I have a function where I'm reading an xdf file using rxXdfToDataFrame and using a variable in my expression for rowSelection. If I don't pass transformEnvir=environment(), the variable is not found. My problem is that after calling the function with transformEnvir, I can't seem to reliably access .GlobalEnv. If I hardcode a number into rowSelection I don't need to use transformEnvir and everything works correctly. I tried setting the environment, but I'm not sure I was even doing it correctly.

The following code reproduces my problem:

envirtest = function()
{
   require(data.table)
   df = data.frame(x=1:10)
   selectnum = 5
   rxDataFrameToXdf(df, "testxdf.xdf")
   testdf = rxXdfToDataFrame("testxdf.xdf",rowSelection=(x==selectnum),transformEnvir=environment())
   testdt = setDT(testdf)
}

The error that occurs:

Error in envirtest() : could not find function "setDT"

However, if instead of setDT(), data.table::setDT() is used, then the function executes.

edit: I forgot to mention that I had tried it without transformEnvir set and everything worked properly.

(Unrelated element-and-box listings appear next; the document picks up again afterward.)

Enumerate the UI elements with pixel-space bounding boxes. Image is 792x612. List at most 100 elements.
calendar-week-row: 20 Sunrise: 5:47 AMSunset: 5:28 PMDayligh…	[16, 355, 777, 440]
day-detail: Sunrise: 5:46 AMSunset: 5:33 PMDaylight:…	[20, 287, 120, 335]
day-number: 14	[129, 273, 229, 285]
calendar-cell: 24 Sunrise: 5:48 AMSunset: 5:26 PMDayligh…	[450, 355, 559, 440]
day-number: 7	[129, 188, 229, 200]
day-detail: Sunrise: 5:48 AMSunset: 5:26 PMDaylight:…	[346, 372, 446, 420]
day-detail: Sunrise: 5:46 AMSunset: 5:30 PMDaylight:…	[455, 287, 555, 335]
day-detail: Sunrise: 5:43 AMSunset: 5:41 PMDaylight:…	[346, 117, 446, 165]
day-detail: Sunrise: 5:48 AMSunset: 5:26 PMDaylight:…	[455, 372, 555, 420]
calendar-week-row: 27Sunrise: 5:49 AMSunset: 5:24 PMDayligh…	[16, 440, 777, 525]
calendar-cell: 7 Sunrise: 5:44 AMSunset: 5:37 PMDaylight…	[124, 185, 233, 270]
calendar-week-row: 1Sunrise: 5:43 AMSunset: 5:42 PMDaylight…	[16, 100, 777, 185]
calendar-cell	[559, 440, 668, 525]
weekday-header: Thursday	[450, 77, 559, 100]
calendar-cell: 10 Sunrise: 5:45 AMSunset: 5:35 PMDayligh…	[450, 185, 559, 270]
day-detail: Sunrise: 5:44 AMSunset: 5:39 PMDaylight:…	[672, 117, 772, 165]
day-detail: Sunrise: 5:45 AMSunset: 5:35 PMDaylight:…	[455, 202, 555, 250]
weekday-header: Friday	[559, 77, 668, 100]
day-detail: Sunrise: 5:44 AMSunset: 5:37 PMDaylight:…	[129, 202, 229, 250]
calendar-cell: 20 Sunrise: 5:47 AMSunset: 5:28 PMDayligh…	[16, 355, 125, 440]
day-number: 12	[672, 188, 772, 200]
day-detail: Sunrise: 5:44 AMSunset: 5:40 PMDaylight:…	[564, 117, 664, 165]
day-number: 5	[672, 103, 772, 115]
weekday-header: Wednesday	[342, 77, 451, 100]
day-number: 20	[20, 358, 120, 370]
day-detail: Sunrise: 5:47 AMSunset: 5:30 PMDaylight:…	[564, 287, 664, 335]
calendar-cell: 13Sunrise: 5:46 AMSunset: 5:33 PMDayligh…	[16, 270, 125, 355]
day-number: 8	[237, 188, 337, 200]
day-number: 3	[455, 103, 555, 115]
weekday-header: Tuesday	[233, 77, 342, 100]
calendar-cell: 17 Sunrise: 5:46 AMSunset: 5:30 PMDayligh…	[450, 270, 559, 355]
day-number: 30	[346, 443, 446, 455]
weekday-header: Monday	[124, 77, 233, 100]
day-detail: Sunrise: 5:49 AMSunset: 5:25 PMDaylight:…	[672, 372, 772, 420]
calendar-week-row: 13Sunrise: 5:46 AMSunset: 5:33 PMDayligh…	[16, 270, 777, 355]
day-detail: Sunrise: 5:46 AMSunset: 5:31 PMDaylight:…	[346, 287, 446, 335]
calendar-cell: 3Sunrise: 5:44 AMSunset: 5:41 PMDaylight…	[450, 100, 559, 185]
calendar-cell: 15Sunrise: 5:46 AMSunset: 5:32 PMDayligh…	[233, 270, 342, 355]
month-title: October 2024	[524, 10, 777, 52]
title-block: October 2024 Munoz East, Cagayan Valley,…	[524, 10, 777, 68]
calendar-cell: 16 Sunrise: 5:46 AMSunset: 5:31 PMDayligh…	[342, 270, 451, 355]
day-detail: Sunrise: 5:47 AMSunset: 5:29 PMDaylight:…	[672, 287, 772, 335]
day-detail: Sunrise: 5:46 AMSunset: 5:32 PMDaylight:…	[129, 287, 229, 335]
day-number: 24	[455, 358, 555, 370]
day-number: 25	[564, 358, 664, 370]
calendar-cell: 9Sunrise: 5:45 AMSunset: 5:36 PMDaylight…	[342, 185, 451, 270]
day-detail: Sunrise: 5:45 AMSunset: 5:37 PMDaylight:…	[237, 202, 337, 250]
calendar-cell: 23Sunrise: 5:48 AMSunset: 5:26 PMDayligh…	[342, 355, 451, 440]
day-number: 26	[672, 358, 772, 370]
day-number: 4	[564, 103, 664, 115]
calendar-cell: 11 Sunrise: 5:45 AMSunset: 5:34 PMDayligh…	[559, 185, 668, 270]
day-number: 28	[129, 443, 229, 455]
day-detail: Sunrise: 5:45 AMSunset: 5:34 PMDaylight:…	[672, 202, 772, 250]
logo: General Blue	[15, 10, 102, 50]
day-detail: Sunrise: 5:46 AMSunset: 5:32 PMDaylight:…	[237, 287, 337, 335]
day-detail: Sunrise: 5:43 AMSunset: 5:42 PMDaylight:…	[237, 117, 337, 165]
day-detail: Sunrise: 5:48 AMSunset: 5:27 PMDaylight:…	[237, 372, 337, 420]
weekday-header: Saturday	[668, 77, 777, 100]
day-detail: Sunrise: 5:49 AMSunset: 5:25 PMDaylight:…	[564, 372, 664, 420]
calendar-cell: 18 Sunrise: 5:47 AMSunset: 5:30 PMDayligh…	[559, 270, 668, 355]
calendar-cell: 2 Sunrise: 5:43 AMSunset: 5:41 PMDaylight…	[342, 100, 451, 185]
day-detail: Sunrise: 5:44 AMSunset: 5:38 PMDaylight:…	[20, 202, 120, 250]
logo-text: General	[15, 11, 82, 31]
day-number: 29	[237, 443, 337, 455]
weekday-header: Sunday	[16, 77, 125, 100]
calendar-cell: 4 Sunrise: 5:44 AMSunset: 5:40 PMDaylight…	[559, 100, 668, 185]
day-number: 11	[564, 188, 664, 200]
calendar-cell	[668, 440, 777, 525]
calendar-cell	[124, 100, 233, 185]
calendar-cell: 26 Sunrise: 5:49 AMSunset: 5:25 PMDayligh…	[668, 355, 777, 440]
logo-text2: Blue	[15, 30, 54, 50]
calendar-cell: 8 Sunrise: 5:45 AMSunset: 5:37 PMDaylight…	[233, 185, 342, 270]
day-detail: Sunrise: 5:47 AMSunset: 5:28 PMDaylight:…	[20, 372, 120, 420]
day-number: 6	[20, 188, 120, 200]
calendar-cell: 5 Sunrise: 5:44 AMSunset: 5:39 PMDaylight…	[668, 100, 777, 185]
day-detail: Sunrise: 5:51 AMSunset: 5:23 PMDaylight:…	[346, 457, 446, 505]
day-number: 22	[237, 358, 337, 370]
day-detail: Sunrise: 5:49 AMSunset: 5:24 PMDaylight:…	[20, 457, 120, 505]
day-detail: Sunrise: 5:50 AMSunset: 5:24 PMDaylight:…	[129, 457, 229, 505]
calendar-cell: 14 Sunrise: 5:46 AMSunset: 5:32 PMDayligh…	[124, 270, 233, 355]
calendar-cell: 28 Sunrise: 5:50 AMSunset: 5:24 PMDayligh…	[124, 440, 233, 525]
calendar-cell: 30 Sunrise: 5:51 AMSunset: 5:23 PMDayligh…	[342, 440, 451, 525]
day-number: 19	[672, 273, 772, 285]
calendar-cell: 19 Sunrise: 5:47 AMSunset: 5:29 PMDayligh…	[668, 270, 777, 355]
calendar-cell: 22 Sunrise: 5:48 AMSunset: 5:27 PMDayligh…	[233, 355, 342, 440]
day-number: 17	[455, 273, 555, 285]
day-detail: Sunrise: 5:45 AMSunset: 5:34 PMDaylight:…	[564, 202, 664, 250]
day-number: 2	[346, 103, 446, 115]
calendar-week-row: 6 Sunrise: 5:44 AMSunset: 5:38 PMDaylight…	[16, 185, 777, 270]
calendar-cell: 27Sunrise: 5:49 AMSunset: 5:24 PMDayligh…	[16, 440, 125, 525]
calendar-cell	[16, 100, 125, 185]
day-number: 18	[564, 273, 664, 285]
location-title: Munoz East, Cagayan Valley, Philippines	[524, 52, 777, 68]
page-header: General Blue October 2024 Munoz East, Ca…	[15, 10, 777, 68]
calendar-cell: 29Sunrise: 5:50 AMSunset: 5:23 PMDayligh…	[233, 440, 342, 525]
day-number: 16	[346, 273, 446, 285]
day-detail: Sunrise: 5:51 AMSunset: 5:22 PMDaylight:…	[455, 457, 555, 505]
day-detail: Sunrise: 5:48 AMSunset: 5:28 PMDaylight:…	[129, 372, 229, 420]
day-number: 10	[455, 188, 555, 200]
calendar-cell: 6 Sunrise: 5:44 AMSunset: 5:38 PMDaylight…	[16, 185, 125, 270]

Also, tables() was changed to setDT() to avoid possible confusion.


Solution

  • Here is a solution to your problem, together with a partial explanation:

    • At the completion of the transformation, the transformation environment gets cleared.
    • This means it is safer to create an environment and then adding any objects into this environment before starting the rx-function.

    Concretely:

    env <- new.env()
    env$selectnum = 5
    

    Set up your function like this:

    envirtest = function()
    {
      require(data.table)
      df = data.frame(x=1:10)
      env <- new.env()
      env$selectnum = 5
    
      rxDataFrameToXdf(df, "testxdf.xdf", overwrite=TRUE)
      testdf <- rxXdfToDataFrame("testxdf.xdf",
                                 rowSelection=(x==selectnum),
                                 transformEnvir=env
      )
      setDT(testdf)
    }
    

    Now try it:

    x <- envirtest()
    
    Rows Read: 10, Total Rows Processed: 10, Total Chunk Time: 0.006 seconds 
    Rows Processed: 1
    Time to read data file: 0.00 secs.
    Time to convert to data frame: less than .001 secs.
    
    str(x)
    
    Classes ‘data.table’ and 'data.frame':  1 obs. of  1 variable:
     $ x: int 5
     - attr(*, ".internal.selfref")=<externalptr>